Telecom major Bharati Airtel today reported a 2.81 per cent year-on-year (YoY) decline in the consolidated profit at Rs 829.6 crore for the quarter ended December 31, 2021, against a profit of Rs 853.6 crore it posted in the corresponding quarter of the previous financial year.
However, the telecom major has reported a 12.62 per cent YoY rise in the consolidated revenue from operations at Rs 29,866.6 crore in the reported third quarter against Rs 26,517.8 crore of last year's corresponding quarter. The revenue increase was backed by strong and consistent performance delivery across the portfolio. It was also led by recent tariff hikes and subscriber additions.

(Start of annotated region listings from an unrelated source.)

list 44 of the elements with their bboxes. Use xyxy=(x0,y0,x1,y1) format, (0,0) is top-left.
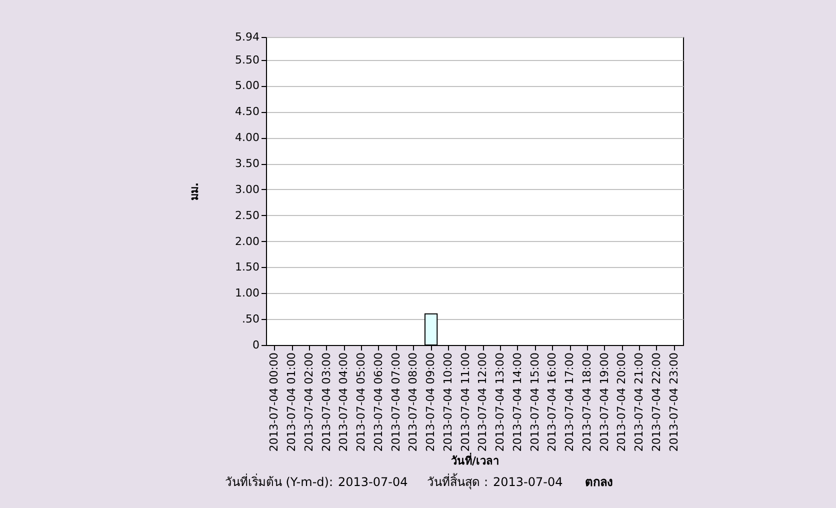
x-tick-label: 2013-07-04 17:00 xyxy=(563,352,576,452)
x-tick-label: 2013-07-04 10:00 xyxy=(441,352,454,452)
y-tick-label: 2.00 xyxy=(235,234,260,248)
x-tick-label: 2013-07-04 11:00 xyxy=(458,352,472,452)
x-tick-label: 2013-07-04 19:00 xyxy=(598,352,611,452)
x-tick-label: 2013-07-04 23:00 xyxy=(667,352,680,452)
y-tick-label: 5.00 xyxy=(235,79,260,92)
text: 2013-07-04 xyxy=(493,475,563,489)
y-tick-label: 3.00 xyxy=(235,182,260,196)
x-tick-label: 2013-07-04 15:00 xyxy=(528,352,542,452)
text: ตกลง xyxy=(585,475,613,489)
y-tick-label: 5.50 xyxy=(235,53,260,66)
text: วันที่สิ้นสุด : xyxy=(427,473,488,490)
y-tick-label: 4.50 xyxy=(235,105,260,118)
x-tick-label: 2013-07-04 20:00 xyxy=(615,352,628,452)
x-tick-label: 2013-07-04 05:00 xyxy=(354,352,368,452)
x-tick-label: 2013-07-04 12:00 xyxy=(476,352,490,452)
y-axis-title: มม. xyxy=(188,182,202,201)
x-axis-title: วันที่/เวลา xyxy=(450,452,500,468)
x-tick-label: 2013-07-04 18:00 xyxy=(580,352,594,452)
y-tick-label: 3.50 xyxy=(235,157,260,170)
x-tick-label: 2013-07-04 09:00 xyxy=(424,352,438,452)
x-tick-label: 2013-07-04 13:00 xyxy=(494,352,507,452)
y-tick-label: 4.00 xyxy=(235,131,260,144)
text: 2013-07-04 xyxy=(338,475,408,489)
x-tick-label: 2013-07-04 07:00 xyxy=(389,352,402,452)
text: วันที่เริ่มต้น (Y-m-d): xyxy=(224,473,333,489)
y-tick-label: 0 xyxy=(252,338,260,352)
x-tick-label: 2013-07-04 14:00 xyxy=(510,352,524,452)
y-tick-label: 1.00 xyxy=(235,286,260,300)
x-tick-label: 2013-07-04 21:00 xyxy=(632,352,646,452)
x-tick-label: 2013-07-04 22:00 xyxy=(650,352,663,452)
y-tick-label: 2.50 xyxy=(235,208,260,222)
x-tick-label: 2013-07-04 01:00 xyxy=(285,352,298,452)
x-tick-label: 2013-07-04 03:00 xyxy=(320,352,333,452)
x-tick-label: 2013-07-04 02:00 xyxy=(302,352,316,452)
y-tick-label: 5.94 xyxy=(235,30,260,44)
x-tick-label: 2013-07-04 04:00 xyxy=(337,352,350,452)
x-tick-label: 2013-07-04 06:00 xyxy=(372,352,385,452)
x-tick-label: 2013-07-04 16:00 xyxy=(546,352,559,452)
y-tick-label: 1.50 xyxy=(235,260,260,274)
x-tick-label: 2013-07-04 00:00 xyxy=(268,352,281,452)
x-tick-label: 2013-07-04 08:00 xyxy=(406,352,420,452)
y-tick-label: .50 xyxy=(242,312,260,326)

Consolidated EBITDA for the quarter rose 22.4 per cent YoY to Rs 14,905 crore. EBITDA expansion was broad-based and the portfolio remains well balanced with India non-mobile and Africa business contributing 17.0 per cent and 30.1 per cent respectively and India mobile contributing 52.9 per cent. This led to an improvement in EBITDA margin from 45.9 per cent in Q3FY21 to 49.9 per cent in Q3FY22. Incremental EBITDA margins across businesses remained healthy, with India mobile services EBITDA improving from 43.7 per cent in Q3FY21 to 49.4 per cent in Q3FY22.

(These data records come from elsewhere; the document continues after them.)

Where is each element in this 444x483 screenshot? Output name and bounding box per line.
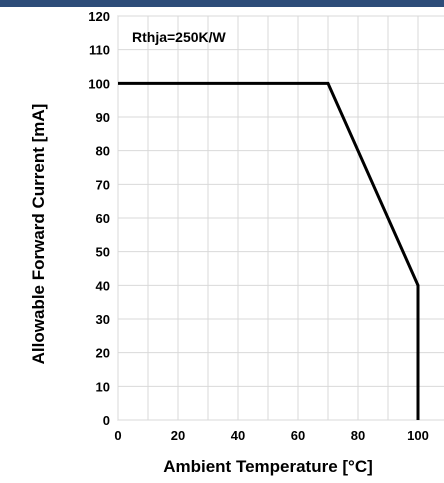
- x-tick-40: 40: [231, 428, 245, 443]
- horizontal-gridlines: [118, 15, 444, 421]
- y-tick-30: 30: [96, 312, 110, 327]
- y-tick-40: 40: [96, 278, 110, 293]
- y-tick-0: 0: [103, 413, 110, 428]
- x-tick-100: 100: [407, 428, 429, 443]
- x-tick-60: 60: [291, 428, 305, 443]
- thermal-resistance-annotation: Rthja=250K/W: [132, 29, 227, 45]
- top-accent-bar: [0, 0, 444, 7]
- x-axis-label: Ambient Temperature [°C]: [163, 457, 373, 476]
- x-tick-labels: 0 20 40 60 80 100: [114, 428, 428, 443]
- y-tick-100: 100: [88, 76, 110, 91]
- y-axis-label: Allowable Forward Current [mA]: [29, 104, 48, 365]
- y-tick-labels: 0 10 20 30 40 50 60 70 80 90 100 110 120: [88, 9, 110, 428]
- x-tick-80: 80: [351, 428, 365, 443]
- y-tick-20: 20: [96, 346, 110, 361]
- series-line: [118, 81, 420, 420]
- y-tick-60: 60: [96, 211, 110, 226]
- y-tick-80: 80: [96, 144, 110, 159]
- x-tick-20: 20: [171, 428, 185, 443]
- y-tick-90: 90: [96, 110, 110, 125]
- x-tick-0: 0: [114, 428, 121, 443]
- y-tick-50: 50: [96, 245, 110, 260]
- y-tick-110: 110: [89, 43, 110, 58]
- y-tick-120: 120: [88, 9, 110, 24]
- y-tick-70: 70: [96, 177, 110, 192]
- y-tick-10: 10: [96, 379, 110, 394]
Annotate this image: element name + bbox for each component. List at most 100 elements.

Airtel's average revenue per user (ARPU) was Rs 163 for the third quarter, up from Rs 146 a year ago.
Gopal Vittal, MD and CEO, India & South Asia, said, "We have delivered another quarter of sustained performance across all our business segments. Overall Sequential revenue growth was at 5.4 per cent and EBITDA margins came in at 49.9 per cent. The recent tariff revision for mobile services has gone down well and we are exiting the quarter with an industry-leading ARPU of Rs 163. The full impact of the revised mobile tariffs, however, will be visible in the fourth quarter. Our Enterprise, Homes and Africa business continue to deliver strongly with a steady increase in contribution to the overall mix of the portfolio. Our balance sheet is robust and we are now generating healthy free cash flows. This has enabled us to recently prepay some of our spectrum liabilities to the Government thereby reducing the interest burden."

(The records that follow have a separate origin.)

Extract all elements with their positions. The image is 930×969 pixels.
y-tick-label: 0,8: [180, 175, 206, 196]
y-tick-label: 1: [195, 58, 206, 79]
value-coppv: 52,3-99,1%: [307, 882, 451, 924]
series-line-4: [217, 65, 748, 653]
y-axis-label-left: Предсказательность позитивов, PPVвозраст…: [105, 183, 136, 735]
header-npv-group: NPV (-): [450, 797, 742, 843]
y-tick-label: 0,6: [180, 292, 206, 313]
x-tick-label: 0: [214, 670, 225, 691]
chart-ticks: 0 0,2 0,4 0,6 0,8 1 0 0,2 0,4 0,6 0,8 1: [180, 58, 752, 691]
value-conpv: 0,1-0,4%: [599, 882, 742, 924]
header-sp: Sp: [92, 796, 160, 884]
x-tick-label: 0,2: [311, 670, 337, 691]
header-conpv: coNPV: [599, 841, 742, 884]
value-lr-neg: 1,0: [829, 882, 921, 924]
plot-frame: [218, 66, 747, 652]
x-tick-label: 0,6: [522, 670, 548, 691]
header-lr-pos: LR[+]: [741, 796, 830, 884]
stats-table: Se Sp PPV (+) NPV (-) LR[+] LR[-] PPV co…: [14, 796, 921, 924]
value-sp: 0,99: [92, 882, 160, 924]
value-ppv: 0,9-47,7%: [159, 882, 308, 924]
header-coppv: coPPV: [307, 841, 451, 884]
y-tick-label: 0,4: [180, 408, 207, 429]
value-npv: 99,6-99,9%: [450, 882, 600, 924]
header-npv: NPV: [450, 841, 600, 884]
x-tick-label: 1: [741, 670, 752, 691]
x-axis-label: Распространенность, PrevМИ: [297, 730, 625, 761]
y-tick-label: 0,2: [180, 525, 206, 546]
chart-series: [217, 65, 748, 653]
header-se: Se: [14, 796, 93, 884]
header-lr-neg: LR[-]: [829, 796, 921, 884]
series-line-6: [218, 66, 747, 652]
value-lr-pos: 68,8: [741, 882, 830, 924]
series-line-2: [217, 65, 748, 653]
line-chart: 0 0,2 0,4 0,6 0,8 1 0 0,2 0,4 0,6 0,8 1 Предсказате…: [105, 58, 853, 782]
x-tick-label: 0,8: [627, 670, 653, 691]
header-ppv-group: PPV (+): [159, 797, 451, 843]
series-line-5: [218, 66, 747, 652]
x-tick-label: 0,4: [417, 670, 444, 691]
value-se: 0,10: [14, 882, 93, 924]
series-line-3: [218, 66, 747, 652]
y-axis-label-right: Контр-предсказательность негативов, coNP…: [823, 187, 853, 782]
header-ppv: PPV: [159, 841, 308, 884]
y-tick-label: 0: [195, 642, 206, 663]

He further added, "Google's recent investment is a strong validation of Airtel's role in being a leading pioneer of India's digital revolution. Our emerging digital services portfolio across Airtel IQ, AdTech, digital marketplace, Nxtra and digital banking positions us well to build an Airtel of the future."
Major Highlights
- India business posts quarterly revenues of Rs 20,913 crore – up 17.9 per cent YoY on a comparable basis.
- Mobile services India revenues up 19.1 per cent YoY on a comparable basis, led by an increase in ARPU.
- Airtel Business revenues up by 13.4 per cent YoY backed by continued strong demand for data portfolio and emerging businesses.
- Homes business continues to have robust revenue growth, up 40.4 per cent YoY led by strong customer additions.
- Digital TV continues to improve its market position with steady revenue and customer base.
Geographical Performance
India
- Revenues up 17.9 per cent YoY on a comparable basis and 10.0 per cent YoY on a reported basis
- EBITDA margin at 49.8 per cent, up 458 bps YoY. EBIT margin at 15.9 per cent, up 313 bps YoY
- The customer base stands at 356 million
- CapEx spend for the quarter of Rs 4,654 crore
Africa
- Revenue (in constant currency) up 20.0 per cent YoY, EBITDA margin at 49.5 per cent, up 268 bps YoY, EBIT margin at 33.7 per cent, up 407 bps YoY
- The customer base stands at 125.8 million
- CapEx spend for the quarter of Rs 1,397 crore
Bharti Airtel in November 2021 raised tariffs on prepaid plans along with Reliance Jio and Vodafone Idea while reiterating that the industry's mobile ARPU needs to be at Rs 200, and eventually at Rs 300, for a financially healthy business model.